Von Wolfgang Herklotz
Was macht eine erfolgreiche Jungunternehmerin aus? Ist es vor allem ihr Gespür, zur rechten Zeit das Richtige zu tun, damit es schon bald in der Kasse klingelt?
Carolin Harras, die Hände tief in den Taschen der weiten Latzhose vergraben, muss eine Weile nachdenken. Es ist schon wichtig, dass sich harte Arbeit irgendwann auszahlt, meint sie. „Aber Erfolg nur an Zahlen und Umsätzen zu messen, ist zu kurz gegriffen. Für mich zählt, eine Idee zu haben. An die muss man fest glauben und darf sich davon nicht abhalten lassen.“ Auch wenn es Rückschläge gibt, die wohl unvermeidlich sind, wenn eine junge Frau Ende Zwanzig wie Carolin vor zwei Jahren den Schritt in die Selbstständigkeit wagt.

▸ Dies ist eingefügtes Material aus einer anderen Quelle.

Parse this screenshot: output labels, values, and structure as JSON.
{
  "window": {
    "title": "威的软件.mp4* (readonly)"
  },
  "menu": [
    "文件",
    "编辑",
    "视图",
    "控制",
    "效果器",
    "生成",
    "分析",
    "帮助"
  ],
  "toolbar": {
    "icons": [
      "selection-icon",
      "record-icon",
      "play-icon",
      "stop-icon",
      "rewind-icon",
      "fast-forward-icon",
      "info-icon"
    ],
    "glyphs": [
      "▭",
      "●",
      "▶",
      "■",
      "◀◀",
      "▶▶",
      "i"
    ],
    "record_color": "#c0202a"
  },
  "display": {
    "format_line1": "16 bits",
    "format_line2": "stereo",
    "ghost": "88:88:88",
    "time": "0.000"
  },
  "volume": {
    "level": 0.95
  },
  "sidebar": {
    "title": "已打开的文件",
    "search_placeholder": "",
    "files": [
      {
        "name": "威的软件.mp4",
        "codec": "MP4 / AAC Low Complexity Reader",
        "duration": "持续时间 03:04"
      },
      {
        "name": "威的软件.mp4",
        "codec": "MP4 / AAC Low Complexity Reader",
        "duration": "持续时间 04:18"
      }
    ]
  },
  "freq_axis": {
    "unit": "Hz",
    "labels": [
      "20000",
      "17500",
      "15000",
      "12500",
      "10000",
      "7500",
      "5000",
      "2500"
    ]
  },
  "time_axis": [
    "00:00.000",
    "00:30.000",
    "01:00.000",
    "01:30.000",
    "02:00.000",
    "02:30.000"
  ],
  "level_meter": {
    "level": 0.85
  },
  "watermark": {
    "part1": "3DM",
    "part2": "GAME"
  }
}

„Caromatisch“: Ohne Kredit zum eigenen Betrieb
Ihr Ziel ist überaus ehrgeizig: Aus eigener Kraft will sie einen kleinen Betrieb aufbauen, um Verbraucher aus dem Umland mit Ökogemüse und -obst zu versorgen. Doch dafür einen Kredit aufzunehmen und sich zu verschulden, kommt nicht infrage. Lieber setzt sie ihre Ersparnisse ein.
Das Eigenkapital reicht, um Saatgut zu kaufen, zwei Folientunnel aufzubauen und Pacht zu zahlen. Der lehmige Acker wird mühsam von Hand bearbeitet. Das geht ordentlich über den Rücken, schont aber den Boden.
Die Eltern finden anfangs das Projekt äußerst bedenklich, raten ab. Doch Carolin lässt sich nicht davon abbringen. Sie trotzt den Schädlingen und der Trockenheit, die ihr im ersten Sommer zu schaffen machen, bringt die erste Ernte ein.
„CAROMATISCH“: Namenskürzel und Anspruch in einem
Wir treffen Caro, wie ihre Freunde sie nennen, an diesem sonnigen Maitag auf dem knapp einen Hektar großen Areal am Rande von Paretz. Hier, wenige Kilometer vor den Toren Potsdams, hat ihr Betrieb seinen Sitz. Dessen Name „Caromatisch – ökologischer Gemüsebau“ steht für ein Programm: Das Kürzel des Vornamens verbindet sich mit dem Anspruch, wohlschmeckendes Gemüse und Obst feldfrisch anzubieten.
Unter Folie reifen auf mehr als 400 Quadratmeter Tomaten unterschiedlichster Sorten, ebenso Gurken, Melonen, Auberginen, Paprika, Chilis, Kohl, Salate, Lauch und Radieschen, aber auch Artischocken, Ingwer, Kurkuma oder Physalis.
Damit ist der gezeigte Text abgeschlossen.